By Wesley J. Smith, J.D., Special Consultant to the CBC

An article I wrote about the danger of an “undignified bioethics” for Human Life Review has led to a symposium on how best to advocate for human exceptionalism. I am most pleased.

It is interesting: As I strive to raise the visibility of this ultimate issue, I find myself in a two fronted controversy. First, between human exceptionalists and human unexceptionalists, that is, whether HE is justifiable and/or desirable. Then, there is a disagreement among those who embrace human exceptionalism about whether HE is best promoted in that dispute via reason and rationality (my position, although I believe religion also has its place among religious audiences) or whether one cannot in the end justify our unique moral worth without reference to faith.

The latter is the subject of the Human Exceptionalism Symposium at HLR: From Editor Maria McFadden Maffucci’s introduction:

We are honored to begin with His Eminence Cardinal Timothy Dolan, who sets the tone by stressing the importance of what we are doing, not merely “preparing for a debating contest” but considering a question which “goes to the very essence of what it means to be human and how we are to live with one another.” “We are not mere creatures of reason or appetite or interest,” writes His Eminence. “Science alone cannot speak the full truth about human nature. We are necessarily spiritual beings, concerned about transcendent values.”

In the eight additional commentaries that follow, the reader follows the twists and turns of a fascinating discussion which reflects the richness of our Western, Judeo-Christian culture. Contributors look to, for example, ancient Greece (Hippocrates, Euclid), the Talmud, the Gospel and papal encyclicals, to natural law, and to American history and the abolitionist movement. Remarkably, you may come away agreeing with both Blackburn and Smith. Smith, who has re-joined the discussion with “The Struggle for Human Equality Must Be Waged on All Fronts,” says that the threats to human life are too dangerous and imminent to leave a secular appeal out of the equation. “The current cultural emergency requires that we engage the anti-humanists at every possible turn, and try to help all understand — whatever their political philosophy or religious belief — the urgency and righteousness of the cause.” I would agree; on the other hand (and I would say this is true especially for those “hard cases” the utilitarians often raise), how far can our arguments go without referring to God as the Author of Life, who allows suffering, with its awful mystery? How can we truly live as human beings without the sense of “fear at the mystery of human life,” as David Klinghoffer writes, something primal, even pre-religion that may be dismissed as superstition but may instead be “preserved memories of wisdom?” How can we stop the culture from “playing God” if we don’t say His name?
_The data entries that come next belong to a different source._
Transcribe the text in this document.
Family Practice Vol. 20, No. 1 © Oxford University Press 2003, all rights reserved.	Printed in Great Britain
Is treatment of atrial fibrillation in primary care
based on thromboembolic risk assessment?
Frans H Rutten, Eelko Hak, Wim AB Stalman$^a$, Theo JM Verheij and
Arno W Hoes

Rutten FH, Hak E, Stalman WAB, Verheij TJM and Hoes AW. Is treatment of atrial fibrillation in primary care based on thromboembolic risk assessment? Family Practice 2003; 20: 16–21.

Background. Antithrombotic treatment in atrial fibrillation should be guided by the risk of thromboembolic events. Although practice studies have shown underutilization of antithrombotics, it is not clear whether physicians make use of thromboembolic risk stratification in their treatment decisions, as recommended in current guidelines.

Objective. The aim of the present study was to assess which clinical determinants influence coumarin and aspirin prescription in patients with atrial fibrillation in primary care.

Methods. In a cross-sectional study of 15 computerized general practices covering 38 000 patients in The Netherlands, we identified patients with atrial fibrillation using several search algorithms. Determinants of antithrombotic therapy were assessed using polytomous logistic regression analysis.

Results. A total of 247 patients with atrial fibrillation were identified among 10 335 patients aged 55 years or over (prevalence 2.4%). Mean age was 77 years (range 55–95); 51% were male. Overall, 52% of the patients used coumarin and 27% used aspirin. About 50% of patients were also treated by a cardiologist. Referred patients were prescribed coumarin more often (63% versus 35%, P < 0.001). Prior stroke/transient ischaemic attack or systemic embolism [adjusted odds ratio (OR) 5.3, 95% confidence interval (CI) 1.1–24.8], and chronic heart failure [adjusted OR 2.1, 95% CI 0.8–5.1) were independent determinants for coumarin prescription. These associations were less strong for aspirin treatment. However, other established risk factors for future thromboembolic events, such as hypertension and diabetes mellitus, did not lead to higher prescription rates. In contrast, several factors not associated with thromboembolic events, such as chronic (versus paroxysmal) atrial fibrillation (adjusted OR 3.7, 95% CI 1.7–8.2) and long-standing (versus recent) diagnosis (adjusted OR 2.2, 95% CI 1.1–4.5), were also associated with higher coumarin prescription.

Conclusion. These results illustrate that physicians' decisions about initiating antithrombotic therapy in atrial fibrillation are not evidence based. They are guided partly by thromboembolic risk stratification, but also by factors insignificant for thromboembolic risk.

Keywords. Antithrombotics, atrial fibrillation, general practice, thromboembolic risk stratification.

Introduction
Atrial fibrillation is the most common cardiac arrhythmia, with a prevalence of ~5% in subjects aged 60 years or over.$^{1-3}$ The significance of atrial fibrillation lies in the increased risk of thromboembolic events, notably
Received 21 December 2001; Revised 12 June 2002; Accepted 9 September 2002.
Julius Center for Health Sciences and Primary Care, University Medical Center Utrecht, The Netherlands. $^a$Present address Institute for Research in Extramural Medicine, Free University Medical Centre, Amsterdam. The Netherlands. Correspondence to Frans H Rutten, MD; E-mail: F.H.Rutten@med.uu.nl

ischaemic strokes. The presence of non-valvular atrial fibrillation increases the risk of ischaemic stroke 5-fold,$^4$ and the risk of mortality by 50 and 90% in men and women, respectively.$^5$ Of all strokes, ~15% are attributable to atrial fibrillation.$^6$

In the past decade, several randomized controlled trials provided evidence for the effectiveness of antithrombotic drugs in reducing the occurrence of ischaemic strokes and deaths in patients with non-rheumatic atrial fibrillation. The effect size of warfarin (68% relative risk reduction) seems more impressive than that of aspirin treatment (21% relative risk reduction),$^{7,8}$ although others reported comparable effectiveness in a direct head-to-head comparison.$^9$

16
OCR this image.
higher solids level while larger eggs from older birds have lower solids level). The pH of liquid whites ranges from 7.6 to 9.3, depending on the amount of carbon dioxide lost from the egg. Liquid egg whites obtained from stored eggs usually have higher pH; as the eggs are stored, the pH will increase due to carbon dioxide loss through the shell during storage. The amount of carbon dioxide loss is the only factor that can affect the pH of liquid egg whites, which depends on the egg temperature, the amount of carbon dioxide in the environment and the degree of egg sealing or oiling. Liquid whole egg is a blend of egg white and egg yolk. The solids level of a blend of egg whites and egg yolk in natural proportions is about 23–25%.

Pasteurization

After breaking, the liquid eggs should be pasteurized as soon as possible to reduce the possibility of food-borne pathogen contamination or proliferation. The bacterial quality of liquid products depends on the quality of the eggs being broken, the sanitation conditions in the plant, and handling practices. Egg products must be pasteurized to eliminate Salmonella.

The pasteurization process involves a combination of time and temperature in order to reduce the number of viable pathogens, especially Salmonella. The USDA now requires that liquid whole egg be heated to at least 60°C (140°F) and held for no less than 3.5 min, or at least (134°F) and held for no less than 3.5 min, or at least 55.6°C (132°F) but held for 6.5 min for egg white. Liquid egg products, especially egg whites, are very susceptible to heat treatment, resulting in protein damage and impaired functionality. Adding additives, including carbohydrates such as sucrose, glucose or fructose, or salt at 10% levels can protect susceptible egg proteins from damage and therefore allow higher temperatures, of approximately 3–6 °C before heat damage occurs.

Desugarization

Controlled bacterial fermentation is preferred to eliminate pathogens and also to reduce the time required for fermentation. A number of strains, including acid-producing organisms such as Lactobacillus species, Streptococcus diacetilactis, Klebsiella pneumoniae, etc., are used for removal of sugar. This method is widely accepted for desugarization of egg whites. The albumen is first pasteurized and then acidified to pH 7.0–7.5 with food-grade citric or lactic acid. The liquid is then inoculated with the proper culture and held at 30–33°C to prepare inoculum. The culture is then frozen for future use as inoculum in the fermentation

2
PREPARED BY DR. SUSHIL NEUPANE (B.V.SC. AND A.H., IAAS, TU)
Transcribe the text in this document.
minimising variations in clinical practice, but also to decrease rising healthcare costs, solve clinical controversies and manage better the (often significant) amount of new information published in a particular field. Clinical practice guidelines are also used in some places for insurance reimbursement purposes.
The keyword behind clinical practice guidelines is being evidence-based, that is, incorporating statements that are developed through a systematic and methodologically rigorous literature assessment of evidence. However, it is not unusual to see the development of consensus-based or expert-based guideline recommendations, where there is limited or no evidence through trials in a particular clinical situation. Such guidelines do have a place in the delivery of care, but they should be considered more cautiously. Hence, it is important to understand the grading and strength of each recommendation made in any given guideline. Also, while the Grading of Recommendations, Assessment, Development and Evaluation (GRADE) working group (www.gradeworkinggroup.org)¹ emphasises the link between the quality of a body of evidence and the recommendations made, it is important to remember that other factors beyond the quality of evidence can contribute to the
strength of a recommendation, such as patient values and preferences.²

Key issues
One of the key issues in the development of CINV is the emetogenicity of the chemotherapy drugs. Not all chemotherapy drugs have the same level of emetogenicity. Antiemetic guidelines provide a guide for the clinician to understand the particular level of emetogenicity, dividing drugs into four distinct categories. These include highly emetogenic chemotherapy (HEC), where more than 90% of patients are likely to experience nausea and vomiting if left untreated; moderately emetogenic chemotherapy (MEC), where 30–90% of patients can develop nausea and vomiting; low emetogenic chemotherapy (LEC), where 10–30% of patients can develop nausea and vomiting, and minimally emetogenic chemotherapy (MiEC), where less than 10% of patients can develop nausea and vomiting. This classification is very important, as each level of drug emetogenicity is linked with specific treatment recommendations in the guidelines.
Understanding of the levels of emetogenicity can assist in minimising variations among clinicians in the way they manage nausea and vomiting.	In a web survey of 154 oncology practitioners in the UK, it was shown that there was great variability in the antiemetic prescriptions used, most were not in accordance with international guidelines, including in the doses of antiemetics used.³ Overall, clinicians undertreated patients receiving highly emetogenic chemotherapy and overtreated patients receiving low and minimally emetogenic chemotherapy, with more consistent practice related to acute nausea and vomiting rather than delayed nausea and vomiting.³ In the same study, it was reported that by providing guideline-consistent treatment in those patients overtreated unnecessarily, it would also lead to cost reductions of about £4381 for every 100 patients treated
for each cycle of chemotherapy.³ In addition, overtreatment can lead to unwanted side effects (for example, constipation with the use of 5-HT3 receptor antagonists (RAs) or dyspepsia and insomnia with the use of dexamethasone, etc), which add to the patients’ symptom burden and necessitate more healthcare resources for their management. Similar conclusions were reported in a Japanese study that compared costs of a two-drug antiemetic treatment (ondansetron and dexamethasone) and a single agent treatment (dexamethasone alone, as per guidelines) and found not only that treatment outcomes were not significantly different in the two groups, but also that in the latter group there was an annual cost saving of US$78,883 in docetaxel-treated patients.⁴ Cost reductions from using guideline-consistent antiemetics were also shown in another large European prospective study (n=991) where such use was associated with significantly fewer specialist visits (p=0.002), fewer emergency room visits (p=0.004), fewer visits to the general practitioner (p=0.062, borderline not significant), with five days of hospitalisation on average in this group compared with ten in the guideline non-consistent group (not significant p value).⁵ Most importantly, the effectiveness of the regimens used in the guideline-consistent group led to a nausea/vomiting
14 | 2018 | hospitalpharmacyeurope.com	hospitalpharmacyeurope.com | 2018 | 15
Finally, as David Mills writes, it may come down not just to how we argue, but who we are as we participate: “If we want to argue for human dignity in the public square by appealing to the God who gives us that dignity, we have to make the appeal plausible and attractive by living godly—which is to say sacrificial—lives, lives that show others what human dignity looks like.”

And we have to be willing, as Cardinal Dolan writes, to reach out with “reason, faith, love and empathy. That is also the way to build a truly human society.”

Human exceptionalism is one of the most crucial issues facing Western Society, and indeed, the world. At stake is our continued commitment to universal human rights or a toxic embrace of the subjective “quality of life” culture of death approach to valuing human beings. I believe that the moral history of the 21st Century will be determined by how we decide the ultimate question: “Does human life have ultimate moral value simply and merely because it is human?”